I was just interrupted: The “boss” himself just came into the room to tell a woman that she has been reclaimed by her employer and can remain in Berlin. He managed to overlook three burning cigarettes and two missing stars. The sun of his mercy reached its zenith.

My hands are stained with ink, I have a cramp in my arm and in addition it’s time to “be served” coffee and bread with marmalade. The coffee tastes like bicarbonate of soda, so we brew our own and eat cookies with it in the physician’s room, and talk about things that happened seventeen days ago—and, in this case, that’s a great deal.
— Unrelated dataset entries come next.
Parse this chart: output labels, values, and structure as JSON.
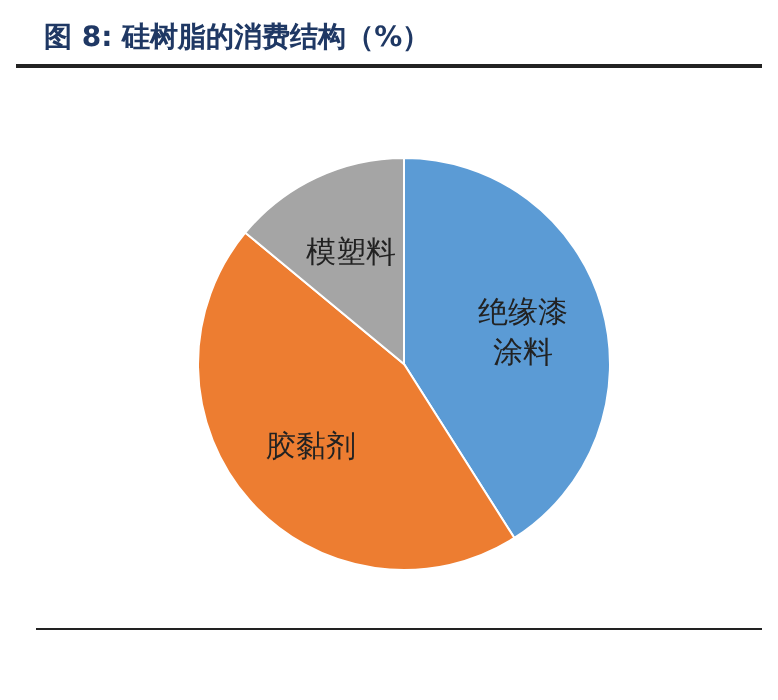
{
  "chart_data": {
    "type": "pie",
    "title": "图 8:  硅树脂的消费结构（%）",
    "categories": [
      "绝缘漆涂料",
      "胶黏剂",
      "模塑料"
    ],
    "values": [
      41,
      45,
      14
    ],
    "colors": [
      "#5b9bd5",
      "#ed7d31",
      "#a5a5a5"
    ],
    "legend": false
  }
}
So, everyone stay healthy. I’ll write as soon as possible. Greetings to those who filled our apartment and bothered us to a greater or lesser degree: our good friends.

Kiss the children and keep your chin up, all right?

Auf Wiedersehen

Felice

P.S. “Potty” was sent East yesterday, but her bride remained behind weeping, and with a case of tuberculosis to boot. Nevertheless I’m sorry for her. She’s going to Th–[Theresienstadt] on my transport. The dogcatcher is also gone. Other than that there is hardly a Berliner here—whether Ordner, official, or “inmate”—in whose mouth my parents hadn’t poked around.